Treasury Secretary Tim Geithner’s broad-strokes proposal for the second phase of federal bailout funding for banks on Tuesday was assailed by economists and sent the markets plunging.
The plan, which would commit more than $1 trillion in federal funds and private investment, is aimed at easing credit markets, recapitalizing banks and clearing toxic assets from bank ledgers.
Geithner’s pitch came at a bad time for President Obama, who is still trying to close the deal with Congress on his $838 billion economic stimulus package. Some feared that making the cases for two complex, expensive economic programs might be too much.
Behind-the-scenes details of the bailout plan remain in flux as the administration debates internally over whether to take an aggressive approach to the bailout program, or come out with a minimal program that includes more transparency but less government intervention.
Outlining his plan at a press conference repeatedly hyped in advance by President Obama, Geithner acknowledged the erosion of public support for the Troubled Asset Relief Program, which was initiated during the Bush administration.

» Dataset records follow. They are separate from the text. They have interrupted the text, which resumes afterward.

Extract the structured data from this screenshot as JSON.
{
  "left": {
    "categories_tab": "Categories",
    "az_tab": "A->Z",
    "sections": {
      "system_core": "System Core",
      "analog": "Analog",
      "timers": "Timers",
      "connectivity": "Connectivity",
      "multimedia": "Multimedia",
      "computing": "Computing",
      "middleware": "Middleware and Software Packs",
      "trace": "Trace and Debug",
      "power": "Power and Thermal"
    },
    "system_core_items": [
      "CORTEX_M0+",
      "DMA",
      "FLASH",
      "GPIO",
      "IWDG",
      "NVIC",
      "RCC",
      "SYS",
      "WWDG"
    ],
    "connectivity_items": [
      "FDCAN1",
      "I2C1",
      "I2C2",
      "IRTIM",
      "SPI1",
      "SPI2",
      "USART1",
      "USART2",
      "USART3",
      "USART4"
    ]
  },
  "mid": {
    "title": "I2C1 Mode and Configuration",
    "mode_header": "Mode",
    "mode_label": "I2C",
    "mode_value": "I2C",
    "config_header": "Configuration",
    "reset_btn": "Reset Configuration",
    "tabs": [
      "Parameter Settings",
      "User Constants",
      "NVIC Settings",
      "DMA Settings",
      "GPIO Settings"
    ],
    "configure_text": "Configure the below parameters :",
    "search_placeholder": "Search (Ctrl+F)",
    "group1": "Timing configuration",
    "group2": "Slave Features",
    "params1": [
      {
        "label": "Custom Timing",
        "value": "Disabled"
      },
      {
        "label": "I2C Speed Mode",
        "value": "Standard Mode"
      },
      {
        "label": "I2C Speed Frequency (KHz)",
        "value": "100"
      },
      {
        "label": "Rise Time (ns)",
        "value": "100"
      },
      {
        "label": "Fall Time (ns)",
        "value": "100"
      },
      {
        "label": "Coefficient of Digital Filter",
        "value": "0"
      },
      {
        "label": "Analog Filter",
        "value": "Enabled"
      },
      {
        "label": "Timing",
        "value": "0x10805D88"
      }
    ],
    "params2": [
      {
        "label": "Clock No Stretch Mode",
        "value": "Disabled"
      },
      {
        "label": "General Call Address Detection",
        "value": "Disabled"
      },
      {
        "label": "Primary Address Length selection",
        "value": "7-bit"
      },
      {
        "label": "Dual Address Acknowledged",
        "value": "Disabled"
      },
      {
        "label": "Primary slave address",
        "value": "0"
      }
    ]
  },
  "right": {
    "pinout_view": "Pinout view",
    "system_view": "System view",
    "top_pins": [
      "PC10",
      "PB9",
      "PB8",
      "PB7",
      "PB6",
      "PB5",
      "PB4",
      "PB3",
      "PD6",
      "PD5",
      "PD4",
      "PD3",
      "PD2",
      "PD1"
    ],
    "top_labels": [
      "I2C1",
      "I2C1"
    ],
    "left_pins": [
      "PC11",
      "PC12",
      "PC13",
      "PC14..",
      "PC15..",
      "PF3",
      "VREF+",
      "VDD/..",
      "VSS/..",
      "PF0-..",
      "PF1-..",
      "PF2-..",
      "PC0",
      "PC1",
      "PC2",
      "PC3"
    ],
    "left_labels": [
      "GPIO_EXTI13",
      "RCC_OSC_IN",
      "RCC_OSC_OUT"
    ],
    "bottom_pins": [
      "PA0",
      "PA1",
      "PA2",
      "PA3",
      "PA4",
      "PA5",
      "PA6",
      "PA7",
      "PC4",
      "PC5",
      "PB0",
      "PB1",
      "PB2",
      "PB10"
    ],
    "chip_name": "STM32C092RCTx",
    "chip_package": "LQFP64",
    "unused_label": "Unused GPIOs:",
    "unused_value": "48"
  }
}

“American people have lost faith in the leaders of our financial institutions and are skeptical that their government has — to this point — used taxpayers’ money in ways that will benefit them,” Geithner said.
After Congress approved the $700 billion bank bailout late last year, a series of allegations over bankers receiving huge bonuses, heading off on luxury spa retreats and awaiting delivery of corporate jets turned public support away from the program.
Even so, some economists said the new plan was incomplete, and the notion of commingling public and private funding too complex to pull off quickly enough to be effective.
“The bottom line from the Geithner speech is that it was too general, and it lacked the specifics needed to be credible,” said Brian Bethune, an economist at Global Insight. “The speech had too many political overtones.”
Several lawmakers complained the proposal lacks specifics such as an exit strategy for getting the federal government out of the banking business.
“Coming out today with such a vague plan it is evident to me that there is still dissension in the White House about what to do,” said Sen. Bob Corker, R-Tenn., a member of the Senate Banking Committee. “I would not have made the announcement that was made today. I would have waited. The markets thought that the administration was going to address the issue.”
Complicating the political equation over the TARP is the still-unresolved economic stimulus package — Obama’s signature issue and the administration’s top priority at the moment.
“Publicly the stimulus is clearly the bigger priority,” said John Fortier, a political scholar at the American Enterprise Institute. “This new plan seems very mysterious. I was struck by the fact that, in the very immediate sense, it doesn’t seem to have calmed the markets.”
As the markets closed Tuesday, the Dow Jones Industrial Average had declined 381.99 points, or 4.6 percent.
In recent days, the Obama administration has tried to sweeten the TARP by adding provisions such as limits on executive compensation for institutions receiving assistance, and a greater emphasis on transparency and accountability — the dual buzzwords of proponents in the White House and Congress.
“We saw the way that the first amount of money was used and we see what has to be done differently in order, one, to make that pot go farther, but also to give the American people some reasonable confidence that their money is being spent in a way that will help them,” said White House Press Secretary Robert Gibbs.